Jacques Accambray

Personal information
- Born: 23 May 1950
- Height: 1.94 m (6 ft 4+1⁄2 in)
- Weight: 125 kg (276 lb)

Sport
- Sport: Athletics
- Events: Hammer throw Weight throw
- Partner: Isabelle Accambray

Achievements and titles
- Personal best: Hammer throw: 73.46 m (1976)

Medal record
Representing France
Mediterranean Games
| Bronze medal – third place | 1975 Algiers | Hammer throw |

= Jacques Accambray =

French former track and field athlete

Jacques Accambray (born 23 May 1950) is a French former track and field athlete.

A talented age group thrower, Accambray set a world junior record in men's hammer throw in 1969. During the early 1970s he studied at Kent State University in Ohio, winning NCAA championship titles in both hammer throw and weight throw. He represented France as a hammer thrower at the 1972 and 1976 Summer Olympics, as well as at the European Championships of 1969, 1971, 1974 and 1978. From 1985 to 1996 he was President of the French American Football Federation.

==Biography==
Accambray was born in Divion, Pas-de-Calais on 23 May 1950. He developed rapidly as a hammer thrower; in June 1968 he threw 64.40 m in a dual meet against West Germany, setting a new French junior record. On 31 May 1969 he threw 68.24 m in Sochaux, breaking the world junior mark; the throw placed him 21st in the world that year among throwers of any age. Accambray was selected to represent France at the 1969 European Athletics Championships in Athens, but only managed 60.76 m and was eliminated in the qualification round. He won his first French national championship title that summer, repeating as champion the following year.

For the next four years Accambray studied at Kent State University in Ohio, continuing his throwing career there. Accambray and his Kent State teammate Al Schoterman were the top collegiate heavy throwers of the early 1970s; in 1971, Accambray placed second to Schoterman in the 35 lb weight throw at the Division I indoor championships and won the hammer throw, with Schoterman taking second, in the outdoor meet; Accambray's winning mark of 227 ft 10 in (69.44 m) was a new collegiate and meeting record.

Accambray and Schoterman reversed roles in 1972, with Accambray winning the NCAA weight throw title and Schoterman the hammer throw; again, they claimed the top two in both events. Accambray's winning mark in the weight throw, 71 ft 3 in (21.71 m), broke Schoterman's meeting record from the previous year. At the 1972 Summer Olympics in Munich Accambray cleared the qualification with a throw of 68.00 m, but in the final he only managed 65.06 m and placed 19th. With Schoterman no longer in college, Accambray regained the NCAA hammer title in 1973.

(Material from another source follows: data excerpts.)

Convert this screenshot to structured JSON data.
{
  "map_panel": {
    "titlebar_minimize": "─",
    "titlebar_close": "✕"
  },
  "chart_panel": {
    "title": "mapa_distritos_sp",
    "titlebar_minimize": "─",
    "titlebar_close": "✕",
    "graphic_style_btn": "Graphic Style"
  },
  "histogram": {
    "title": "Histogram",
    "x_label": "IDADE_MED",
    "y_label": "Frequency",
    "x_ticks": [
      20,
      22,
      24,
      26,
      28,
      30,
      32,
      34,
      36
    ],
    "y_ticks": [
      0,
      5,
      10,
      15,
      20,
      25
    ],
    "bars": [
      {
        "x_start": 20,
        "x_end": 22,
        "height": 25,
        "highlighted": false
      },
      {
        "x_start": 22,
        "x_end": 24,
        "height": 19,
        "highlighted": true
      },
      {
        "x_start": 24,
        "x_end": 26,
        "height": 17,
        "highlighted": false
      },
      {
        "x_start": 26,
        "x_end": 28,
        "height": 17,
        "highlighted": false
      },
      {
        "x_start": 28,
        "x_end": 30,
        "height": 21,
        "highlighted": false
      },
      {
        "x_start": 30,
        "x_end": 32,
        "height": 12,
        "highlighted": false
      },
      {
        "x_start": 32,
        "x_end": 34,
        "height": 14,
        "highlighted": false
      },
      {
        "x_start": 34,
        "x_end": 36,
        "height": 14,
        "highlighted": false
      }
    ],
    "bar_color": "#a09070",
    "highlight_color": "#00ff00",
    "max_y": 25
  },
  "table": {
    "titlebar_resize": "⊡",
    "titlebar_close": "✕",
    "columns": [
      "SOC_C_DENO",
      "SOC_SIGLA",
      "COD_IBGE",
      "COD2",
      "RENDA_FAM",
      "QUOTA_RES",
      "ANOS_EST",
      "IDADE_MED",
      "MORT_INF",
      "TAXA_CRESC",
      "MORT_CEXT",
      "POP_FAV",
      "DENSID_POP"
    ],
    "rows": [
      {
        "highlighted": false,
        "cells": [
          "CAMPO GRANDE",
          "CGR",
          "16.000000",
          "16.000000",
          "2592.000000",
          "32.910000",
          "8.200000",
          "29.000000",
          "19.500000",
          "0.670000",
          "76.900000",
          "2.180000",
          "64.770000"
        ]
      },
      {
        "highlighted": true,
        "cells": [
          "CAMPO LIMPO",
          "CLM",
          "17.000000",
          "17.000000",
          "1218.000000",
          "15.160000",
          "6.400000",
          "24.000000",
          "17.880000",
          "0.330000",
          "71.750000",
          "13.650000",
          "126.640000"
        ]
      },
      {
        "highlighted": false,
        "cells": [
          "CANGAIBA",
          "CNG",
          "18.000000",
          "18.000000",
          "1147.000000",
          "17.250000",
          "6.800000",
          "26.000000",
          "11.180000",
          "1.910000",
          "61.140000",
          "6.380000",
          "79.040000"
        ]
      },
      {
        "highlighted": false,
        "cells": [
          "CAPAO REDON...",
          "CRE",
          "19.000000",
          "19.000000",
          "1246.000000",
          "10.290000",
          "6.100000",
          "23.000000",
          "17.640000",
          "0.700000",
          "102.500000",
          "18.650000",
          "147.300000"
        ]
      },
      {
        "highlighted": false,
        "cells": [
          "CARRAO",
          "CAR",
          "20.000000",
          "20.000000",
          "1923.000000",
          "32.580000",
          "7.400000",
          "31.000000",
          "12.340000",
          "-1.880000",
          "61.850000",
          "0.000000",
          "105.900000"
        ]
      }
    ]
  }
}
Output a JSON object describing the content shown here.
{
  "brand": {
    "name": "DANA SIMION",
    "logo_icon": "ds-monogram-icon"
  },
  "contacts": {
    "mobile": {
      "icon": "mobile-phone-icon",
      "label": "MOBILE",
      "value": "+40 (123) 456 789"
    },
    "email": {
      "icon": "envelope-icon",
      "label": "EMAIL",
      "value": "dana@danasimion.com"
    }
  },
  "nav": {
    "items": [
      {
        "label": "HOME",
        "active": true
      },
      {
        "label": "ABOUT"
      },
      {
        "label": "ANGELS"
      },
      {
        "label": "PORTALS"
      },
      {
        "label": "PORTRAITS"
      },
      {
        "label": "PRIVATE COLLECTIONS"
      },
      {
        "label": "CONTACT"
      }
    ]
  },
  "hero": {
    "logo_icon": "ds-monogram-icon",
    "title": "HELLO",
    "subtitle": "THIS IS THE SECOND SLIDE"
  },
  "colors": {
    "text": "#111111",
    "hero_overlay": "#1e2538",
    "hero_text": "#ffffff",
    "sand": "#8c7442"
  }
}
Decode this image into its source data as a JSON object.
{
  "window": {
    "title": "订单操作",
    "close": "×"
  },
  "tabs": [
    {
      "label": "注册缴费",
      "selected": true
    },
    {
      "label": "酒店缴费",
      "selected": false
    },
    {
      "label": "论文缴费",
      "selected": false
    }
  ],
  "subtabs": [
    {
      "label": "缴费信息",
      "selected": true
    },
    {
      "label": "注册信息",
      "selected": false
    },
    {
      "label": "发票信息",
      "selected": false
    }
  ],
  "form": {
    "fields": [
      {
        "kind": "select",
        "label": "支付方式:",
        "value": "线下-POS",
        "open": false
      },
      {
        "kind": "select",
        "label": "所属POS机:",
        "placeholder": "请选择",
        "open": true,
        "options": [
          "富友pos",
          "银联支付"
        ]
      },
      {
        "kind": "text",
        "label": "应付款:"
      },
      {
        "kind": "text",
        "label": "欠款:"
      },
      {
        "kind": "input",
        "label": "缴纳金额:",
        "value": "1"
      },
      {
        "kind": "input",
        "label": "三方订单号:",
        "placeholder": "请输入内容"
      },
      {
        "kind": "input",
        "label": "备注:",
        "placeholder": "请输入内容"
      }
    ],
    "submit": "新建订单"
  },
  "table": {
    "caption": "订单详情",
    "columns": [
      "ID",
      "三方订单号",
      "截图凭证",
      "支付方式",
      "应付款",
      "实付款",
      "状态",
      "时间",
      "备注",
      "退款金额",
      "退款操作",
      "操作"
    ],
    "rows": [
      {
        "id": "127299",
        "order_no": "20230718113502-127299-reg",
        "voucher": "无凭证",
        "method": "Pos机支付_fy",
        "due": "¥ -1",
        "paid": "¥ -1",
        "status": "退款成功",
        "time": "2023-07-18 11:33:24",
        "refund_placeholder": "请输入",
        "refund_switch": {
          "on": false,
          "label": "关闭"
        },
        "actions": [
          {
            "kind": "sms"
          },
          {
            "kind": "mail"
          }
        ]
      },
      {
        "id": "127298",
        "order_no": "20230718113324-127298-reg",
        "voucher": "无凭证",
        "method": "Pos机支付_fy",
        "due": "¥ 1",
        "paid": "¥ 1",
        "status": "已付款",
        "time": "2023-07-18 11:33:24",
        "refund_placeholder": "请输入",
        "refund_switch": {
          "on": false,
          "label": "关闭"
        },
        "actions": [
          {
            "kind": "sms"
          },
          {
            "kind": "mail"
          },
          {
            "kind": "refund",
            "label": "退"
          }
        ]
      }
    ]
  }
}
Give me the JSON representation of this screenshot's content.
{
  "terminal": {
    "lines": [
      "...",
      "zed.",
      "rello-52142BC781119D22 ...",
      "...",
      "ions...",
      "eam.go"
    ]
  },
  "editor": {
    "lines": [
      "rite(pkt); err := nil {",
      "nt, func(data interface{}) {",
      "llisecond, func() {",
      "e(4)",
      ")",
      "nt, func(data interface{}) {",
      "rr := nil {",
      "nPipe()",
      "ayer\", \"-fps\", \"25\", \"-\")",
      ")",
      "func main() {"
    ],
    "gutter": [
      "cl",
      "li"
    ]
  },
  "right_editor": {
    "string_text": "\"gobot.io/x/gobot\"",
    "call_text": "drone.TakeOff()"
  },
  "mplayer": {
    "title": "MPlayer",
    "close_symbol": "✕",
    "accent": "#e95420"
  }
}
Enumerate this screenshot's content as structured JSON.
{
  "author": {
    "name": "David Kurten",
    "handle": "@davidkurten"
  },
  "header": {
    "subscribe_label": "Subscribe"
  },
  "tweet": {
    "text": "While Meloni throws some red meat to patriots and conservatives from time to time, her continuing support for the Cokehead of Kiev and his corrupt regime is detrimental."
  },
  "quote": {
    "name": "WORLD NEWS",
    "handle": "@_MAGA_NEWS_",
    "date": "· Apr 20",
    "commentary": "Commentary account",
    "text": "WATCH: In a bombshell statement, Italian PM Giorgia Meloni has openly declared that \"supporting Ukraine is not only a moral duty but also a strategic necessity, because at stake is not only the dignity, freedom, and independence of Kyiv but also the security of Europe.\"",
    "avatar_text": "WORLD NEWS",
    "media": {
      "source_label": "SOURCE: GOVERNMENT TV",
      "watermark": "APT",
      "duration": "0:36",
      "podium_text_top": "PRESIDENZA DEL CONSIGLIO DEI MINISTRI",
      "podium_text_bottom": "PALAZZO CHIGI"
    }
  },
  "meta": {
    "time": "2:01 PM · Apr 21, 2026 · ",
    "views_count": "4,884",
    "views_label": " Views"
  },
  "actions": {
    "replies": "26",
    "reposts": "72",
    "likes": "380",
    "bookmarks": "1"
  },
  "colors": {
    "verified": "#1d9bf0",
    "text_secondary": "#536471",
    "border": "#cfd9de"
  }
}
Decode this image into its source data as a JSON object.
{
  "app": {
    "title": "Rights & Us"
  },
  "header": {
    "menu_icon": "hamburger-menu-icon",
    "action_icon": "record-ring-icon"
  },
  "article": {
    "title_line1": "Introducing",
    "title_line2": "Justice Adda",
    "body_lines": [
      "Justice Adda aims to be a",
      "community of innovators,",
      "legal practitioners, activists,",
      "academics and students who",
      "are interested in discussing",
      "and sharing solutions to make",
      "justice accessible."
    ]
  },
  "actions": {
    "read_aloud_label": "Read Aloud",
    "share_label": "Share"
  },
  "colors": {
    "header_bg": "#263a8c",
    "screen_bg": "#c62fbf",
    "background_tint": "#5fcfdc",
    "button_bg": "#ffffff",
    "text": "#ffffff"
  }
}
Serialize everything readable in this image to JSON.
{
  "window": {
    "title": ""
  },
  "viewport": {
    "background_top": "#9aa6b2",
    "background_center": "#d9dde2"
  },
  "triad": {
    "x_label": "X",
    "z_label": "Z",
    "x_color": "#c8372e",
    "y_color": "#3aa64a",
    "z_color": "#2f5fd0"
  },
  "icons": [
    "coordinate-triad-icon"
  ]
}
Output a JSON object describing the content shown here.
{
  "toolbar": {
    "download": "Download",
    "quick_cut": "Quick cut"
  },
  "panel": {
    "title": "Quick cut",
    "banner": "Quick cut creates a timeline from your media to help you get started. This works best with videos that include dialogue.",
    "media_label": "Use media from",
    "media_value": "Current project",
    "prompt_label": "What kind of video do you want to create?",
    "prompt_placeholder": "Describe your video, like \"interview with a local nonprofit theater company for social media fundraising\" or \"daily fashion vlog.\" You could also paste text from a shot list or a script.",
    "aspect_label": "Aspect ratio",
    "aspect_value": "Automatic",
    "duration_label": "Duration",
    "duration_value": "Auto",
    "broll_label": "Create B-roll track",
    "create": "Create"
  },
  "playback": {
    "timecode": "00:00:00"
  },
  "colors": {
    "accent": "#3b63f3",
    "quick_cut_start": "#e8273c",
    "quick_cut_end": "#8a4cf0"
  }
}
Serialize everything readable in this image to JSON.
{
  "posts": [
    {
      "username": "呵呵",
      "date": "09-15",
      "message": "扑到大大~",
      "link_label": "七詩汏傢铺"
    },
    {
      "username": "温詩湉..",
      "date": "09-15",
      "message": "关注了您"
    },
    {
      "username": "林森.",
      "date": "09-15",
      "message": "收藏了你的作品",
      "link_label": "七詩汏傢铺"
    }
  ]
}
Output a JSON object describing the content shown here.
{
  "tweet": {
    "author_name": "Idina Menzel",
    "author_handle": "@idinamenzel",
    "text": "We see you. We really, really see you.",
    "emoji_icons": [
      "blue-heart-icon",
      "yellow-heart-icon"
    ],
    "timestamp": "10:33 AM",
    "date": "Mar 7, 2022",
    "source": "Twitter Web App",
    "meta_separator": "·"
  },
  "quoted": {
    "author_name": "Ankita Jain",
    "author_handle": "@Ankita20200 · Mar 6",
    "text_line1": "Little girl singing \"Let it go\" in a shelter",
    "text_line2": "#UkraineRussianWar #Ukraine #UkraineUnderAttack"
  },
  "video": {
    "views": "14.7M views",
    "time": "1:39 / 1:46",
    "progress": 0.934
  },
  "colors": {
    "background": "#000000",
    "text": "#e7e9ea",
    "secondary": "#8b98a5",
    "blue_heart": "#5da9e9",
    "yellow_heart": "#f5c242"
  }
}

Accambray won his second collegiate indoor weight throw title in 1974, throwing 71 ft 10 3/4 in (21.91 m); the mark was a new collegiate and meeting record, and remained Kent State record until Matthias Tayala broke it in 2014. Accambray also won the 1974 United States weight throw championship, defeating four-time defending champion George Frenn. In his final year at Kent State, he joined the university's American football team as a defensive tackle; after his graduation in 1974 he was signed by the Montreal Alouettes of the Canadian Football League, but although he visited the Alouettes' training and selection camp he never played a game for them.

Accambray became French hammer throw champion for a third time in 1975, throwing a meeting record 69.76 m. He won bronze with 65.16 m at the 1975 Mediterranean Games. Accambray achieved his best results in 1976, winning his fourth French title with 69.86 m; at the 1976 Summer Olympics in Montreal he threw 70.44 m for ninth place, his best placing in a major international meet. He set his final personal best (and French record), 73.46 m, in Antony on 23 June 1976. At the 1978 European Championships in Prague Accambray was again eliminated in the qualification round. He won his fifth and final French national title in 1979.

From 1985 to 1996 he was President of the Fédération Française de Football Américain (FFFA), France's national federation of American football.

==Personal life==
Accambray's wife, Isabelle Accambray (née Reynaud), was French national champion in women's discus throw from 1980 to 1982. Handball international William Accambray is their son.